A more positive development is the increasing number of studies that support the feasibility of using VOCs-based breathalyzer testing to detect coronavirus. That includes an exciting new clinical validation study published in the online journal PLOS One on Oct. 28. Researchers from the Ohio State University administered a breathalyzer test that uses nanosensors to detect specific VOCs in the breath to 46 patients admitted to the ICU. The scientists examined data from patients admitted to the ICU for acute respiratory failure who required mechanical ventilation. All patients were tested for COVID-19 before admission. Twenty-three of them had COVID-19 infection and 23 did not. Patients breathed into a “breath bag” on days one, three, seven, and 10 of their ICU stay (or until the patient was removed from their ventilator). The test detected COVID-19 with 88 percent sensitivity, as compared to the 71 percent to 98 percent sensitivity range associated with current SARS-CoV-2 PCR detection platforms. The study authors also found that the breathalyzer test had:

• A specificity of 83 percent;
• A positive predictive value of 78 percent;
• A negative predictive value of 90 percent; and
• Accuracy of 85 percent.

The authors concluded that the test detects a “breath print” unique to COVID-19 based on amounts of oxygen, ammonia, and nitric oxide. “This noninvasive breath test technology can pick up early COVID-19 infection within 72 hours of the onset of respiratory failure, allowing us to rapidly screen patients in a single step and exclude those without COVID-19 on mechanical ventilation,” noted study co-author Matthew Exline, MD, of Ohio State. “This is the first study to demonstrate the use of a nanosensor breathalyzer system to detect a viral infection from exhaled breath prints,” added co-author Pelagia-Irene Gouma, MD, also of Ohio State. The authors noted that traditional molecular testing for COVID-19 has “low detection accuracy” for early disease, and “persistent positive results after an infection has resolved.” They plan to seek Emergency Use Authorization (EUA) for their device from the US Food and Drug Administration.

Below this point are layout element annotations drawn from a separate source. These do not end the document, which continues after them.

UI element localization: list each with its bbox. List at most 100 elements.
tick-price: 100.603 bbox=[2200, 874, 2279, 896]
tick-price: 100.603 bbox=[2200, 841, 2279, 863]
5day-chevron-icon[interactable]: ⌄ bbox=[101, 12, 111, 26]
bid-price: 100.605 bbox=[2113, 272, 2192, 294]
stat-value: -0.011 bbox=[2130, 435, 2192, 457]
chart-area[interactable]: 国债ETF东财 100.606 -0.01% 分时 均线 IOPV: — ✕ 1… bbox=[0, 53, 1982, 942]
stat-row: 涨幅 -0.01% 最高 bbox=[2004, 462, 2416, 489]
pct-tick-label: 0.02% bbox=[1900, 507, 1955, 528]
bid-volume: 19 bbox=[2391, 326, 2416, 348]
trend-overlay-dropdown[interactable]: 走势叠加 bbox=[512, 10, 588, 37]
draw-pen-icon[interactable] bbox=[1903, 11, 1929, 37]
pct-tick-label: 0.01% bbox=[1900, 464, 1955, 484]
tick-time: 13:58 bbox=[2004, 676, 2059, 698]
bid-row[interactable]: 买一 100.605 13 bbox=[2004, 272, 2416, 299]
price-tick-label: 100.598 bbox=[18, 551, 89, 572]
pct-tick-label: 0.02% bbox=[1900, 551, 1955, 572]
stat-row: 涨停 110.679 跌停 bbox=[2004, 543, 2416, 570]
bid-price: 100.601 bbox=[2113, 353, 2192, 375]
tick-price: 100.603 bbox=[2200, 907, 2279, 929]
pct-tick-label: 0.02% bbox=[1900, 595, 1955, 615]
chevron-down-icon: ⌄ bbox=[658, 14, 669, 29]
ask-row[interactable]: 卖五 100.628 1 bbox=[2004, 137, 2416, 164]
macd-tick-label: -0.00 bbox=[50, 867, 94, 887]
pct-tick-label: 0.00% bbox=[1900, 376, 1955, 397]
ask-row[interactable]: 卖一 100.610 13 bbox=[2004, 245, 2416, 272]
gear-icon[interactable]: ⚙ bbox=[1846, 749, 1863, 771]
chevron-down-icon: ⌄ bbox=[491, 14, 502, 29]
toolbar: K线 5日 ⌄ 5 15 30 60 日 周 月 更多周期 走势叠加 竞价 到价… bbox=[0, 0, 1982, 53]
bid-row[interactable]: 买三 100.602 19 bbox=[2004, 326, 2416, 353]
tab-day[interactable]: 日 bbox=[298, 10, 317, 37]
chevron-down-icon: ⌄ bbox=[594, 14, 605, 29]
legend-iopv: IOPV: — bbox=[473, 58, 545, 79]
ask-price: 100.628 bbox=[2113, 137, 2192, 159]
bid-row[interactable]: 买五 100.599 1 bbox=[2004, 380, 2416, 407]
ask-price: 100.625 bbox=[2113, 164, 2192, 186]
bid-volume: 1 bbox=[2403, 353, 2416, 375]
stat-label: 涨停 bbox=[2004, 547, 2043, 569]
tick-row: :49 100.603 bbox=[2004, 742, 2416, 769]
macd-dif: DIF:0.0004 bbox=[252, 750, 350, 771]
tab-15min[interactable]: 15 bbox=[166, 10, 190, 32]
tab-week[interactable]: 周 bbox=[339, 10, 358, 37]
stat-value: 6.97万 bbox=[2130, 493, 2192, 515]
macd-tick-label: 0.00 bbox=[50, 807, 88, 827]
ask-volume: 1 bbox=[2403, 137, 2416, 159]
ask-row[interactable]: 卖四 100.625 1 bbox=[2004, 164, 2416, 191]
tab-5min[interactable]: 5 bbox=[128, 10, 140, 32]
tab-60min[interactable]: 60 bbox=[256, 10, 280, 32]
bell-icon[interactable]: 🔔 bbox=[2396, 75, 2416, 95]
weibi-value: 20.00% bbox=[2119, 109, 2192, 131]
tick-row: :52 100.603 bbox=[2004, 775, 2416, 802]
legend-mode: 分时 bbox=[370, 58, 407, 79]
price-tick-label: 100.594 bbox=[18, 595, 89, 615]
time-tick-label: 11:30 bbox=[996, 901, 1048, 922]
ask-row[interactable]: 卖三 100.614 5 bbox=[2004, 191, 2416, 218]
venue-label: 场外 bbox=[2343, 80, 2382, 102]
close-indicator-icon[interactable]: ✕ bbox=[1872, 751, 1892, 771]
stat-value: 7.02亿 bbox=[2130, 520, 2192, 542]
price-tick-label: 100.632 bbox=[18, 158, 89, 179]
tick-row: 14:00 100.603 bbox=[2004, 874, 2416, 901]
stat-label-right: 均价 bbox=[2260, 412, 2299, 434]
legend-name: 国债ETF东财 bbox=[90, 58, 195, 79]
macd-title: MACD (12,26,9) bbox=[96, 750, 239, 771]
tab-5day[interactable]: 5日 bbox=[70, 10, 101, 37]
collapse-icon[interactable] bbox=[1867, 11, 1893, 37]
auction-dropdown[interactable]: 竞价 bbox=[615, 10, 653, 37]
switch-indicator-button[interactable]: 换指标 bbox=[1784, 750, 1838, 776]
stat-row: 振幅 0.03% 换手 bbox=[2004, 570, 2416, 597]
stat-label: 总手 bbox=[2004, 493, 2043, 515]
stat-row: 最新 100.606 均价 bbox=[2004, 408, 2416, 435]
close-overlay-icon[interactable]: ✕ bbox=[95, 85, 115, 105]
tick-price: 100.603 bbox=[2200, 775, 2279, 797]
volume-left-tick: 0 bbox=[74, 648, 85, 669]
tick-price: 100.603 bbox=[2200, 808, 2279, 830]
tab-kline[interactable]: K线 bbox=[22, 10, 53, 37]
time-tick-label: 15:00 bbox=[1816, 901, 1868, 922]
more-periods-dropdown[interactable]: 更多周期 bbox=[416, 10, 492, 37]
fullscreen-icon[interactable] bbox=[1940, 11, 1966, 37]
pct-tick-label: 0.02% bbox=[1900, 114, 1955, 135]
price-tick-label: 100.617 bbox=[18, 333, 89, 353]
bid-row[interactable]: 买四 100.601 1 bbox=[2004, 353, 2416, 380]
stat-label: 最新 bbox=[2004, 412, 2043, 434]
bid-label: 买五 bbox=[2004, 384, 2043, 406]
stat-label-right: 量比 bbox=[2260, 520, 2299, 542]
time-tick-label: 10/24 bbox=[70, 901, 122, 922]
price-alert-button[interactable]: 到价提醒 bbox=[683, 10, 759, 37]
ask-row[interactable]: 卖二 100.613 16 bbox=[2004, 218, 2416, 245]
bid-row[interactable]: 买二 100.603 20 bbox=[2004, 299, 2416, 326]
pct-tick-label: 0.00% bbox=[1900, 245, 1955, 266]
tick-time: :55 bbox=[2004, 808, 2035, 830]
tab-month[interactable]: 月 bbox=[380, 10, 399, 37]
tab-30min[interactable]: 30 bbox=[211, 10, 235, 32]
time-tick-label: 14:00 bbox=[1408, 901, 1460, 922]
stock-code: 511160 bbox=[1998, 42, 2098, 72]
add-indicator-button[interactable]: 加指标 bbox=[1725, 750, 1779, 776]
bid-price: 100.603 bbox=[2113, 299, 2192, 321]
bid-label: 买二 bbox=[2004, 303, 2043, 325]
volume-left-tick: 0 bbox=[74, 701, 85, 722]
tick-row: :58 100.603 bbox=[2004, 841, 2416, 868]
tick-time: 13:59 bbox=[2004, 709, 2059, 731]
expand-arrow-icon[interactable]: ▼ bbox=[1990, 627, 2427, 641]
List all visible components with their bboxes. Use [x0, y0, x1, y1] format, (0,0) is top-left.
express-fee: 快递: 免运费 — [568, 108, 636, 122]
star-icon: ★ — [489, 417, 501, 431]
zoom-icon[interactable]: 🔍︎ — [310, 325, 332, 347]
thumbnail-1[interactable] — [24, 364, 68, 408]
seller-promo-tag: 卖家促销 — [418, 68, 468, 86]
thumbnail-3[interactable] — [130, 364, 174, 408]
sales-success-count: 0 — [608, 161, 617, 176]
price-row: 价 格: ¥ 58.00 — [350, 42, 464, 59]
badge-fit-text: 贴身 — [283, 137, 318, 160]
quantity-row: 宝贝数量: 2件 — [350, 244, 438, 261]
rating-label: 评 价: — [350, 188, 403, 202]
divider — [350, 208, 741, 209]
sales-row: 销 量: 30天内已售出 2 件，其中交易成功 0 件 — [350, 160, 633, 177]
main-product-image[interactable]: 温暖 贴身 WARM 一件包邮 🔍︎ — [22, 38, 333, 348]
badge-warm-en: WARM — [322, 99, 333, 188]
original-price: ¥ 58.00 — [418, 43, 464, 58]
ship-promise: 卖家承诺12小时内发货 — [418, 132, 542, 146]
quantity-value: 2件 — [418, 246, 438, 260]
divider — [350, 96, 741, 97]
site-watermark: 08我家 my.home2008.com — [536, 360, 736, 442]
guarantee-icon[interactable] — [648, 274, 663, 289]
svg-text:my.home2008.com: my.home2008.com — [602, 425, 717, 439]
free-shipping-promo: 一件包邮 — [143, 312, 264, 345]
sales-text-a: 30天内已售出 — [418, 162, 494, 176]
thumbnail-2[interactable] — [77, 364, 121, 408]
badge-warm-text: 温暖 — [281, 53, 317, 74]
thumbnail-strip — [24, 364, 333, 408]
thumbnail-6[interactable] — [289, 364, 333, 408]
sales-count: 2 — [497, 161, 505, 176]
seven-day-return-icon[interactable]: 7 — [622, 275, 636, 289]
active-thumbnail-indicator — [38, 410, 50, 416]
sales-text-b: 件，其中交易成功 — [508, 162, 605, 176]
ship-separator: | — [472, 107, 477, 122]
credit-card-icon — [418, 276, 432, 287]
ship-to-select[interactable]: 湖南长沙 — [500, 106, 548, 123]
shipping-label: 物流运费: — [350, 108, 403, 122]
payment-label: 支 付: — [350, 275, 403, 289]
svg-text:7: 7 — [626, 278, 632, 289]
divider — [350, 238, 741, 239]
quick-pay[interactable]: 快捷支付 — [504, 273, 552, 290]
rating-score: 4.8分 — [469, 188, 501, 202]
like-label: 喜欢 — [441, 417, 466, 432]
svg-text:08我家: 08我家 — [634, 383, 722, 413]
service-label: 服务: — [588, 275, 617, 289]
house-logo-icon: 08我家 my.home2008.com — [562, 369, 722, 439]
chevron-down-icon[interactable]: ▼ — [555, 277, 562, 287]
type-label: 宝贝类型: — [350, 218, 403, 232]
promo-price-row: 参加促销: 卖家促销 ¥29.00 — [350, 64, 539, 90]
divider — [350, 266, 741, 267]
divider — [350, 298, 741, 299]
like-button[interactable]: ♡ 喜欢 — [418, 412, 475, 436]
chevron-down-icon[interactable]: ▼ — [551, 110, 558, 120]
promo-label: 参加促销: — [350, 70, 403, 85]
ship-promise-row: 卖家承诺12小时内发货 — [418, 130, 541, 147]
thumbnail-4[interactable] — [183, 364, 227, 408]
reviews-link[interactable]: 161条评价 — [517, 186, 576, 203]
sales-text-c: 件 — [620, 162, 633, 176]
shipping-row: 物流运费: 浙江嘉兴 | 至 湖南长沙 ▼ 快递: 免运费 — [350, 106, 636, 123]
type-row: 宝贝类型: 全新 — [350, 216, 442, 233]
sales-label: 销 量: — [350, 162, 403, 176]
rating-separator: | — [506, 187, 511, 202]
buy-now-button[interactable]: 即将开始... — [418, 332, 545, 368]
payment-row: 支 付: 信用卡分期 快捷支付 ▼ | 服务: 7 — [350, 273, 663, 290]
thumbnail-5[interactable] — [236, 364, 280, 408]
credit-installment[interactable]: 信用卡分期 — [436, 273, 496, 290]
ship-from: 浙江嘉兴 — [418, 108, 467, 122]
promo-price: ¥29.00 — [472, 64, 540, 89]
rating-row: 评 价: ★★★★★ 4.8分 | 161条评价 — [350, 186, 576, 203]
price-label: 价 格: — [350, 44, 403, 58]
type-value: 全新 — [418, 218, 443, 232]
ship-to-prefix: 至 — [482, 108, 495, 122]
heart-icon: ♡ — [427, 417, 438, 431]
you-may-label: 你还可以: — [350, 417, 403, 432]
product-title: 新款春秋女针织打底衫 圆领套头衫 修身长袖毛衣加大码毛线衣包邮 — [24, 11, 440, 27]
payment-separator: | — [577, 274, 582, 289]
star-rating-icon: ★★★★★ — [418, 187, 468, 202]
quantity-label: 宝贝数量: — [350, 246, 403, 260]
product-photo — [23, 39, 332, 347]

Other COVID-19 Breathalyzer Tests in the Works

The Ohio State study is just one of many research projects evaluating whether breathalyzer nanosensor technology based on VOCs can be applied to COVID-19 detection. Projects are also underway at the University of Colorado, Rutgers University and the University of North Texas. Meanwhile, diagnostics companies have been making progress in creating commercial coronavirus breathalyzer tests for widespread use in asymptomatic screening. Notable examples:

• The National Aeronautics and Space Administration is testing a prototype of a COVID-19 breathalyzer device called E-Nose originally developed by Tennessee subcontractor Variable Inc. to measure air quality inside a spacecraft (See, Diagnostic Testing and Emerging Technology, May 22, 2021);
• Canary Health Technologies and Divoc Laboratories are collaborating to develop and validate a handheld digital breath test called ASU Detect CV19, which uses cloud-based artificial intelligence technology to detect the SARS-CoV-2 virus in less than three minutes (See, Laboratory Industry Report, February 19, 2021);
• Singapore startup Silver Factory Technology has begun testing a SARS-CoV-2 breathalyzer at Singapore Changi Airport and plans to build a facility to mass produce the device; and
• Breathonix, another Singapore firm, which was spun off from the National University of Singapore, began testing its own SARS-CoV-2 breath test at a busy bridge checkpoint in Malaysia that is used to test hundreds of incoming truck drivers a day.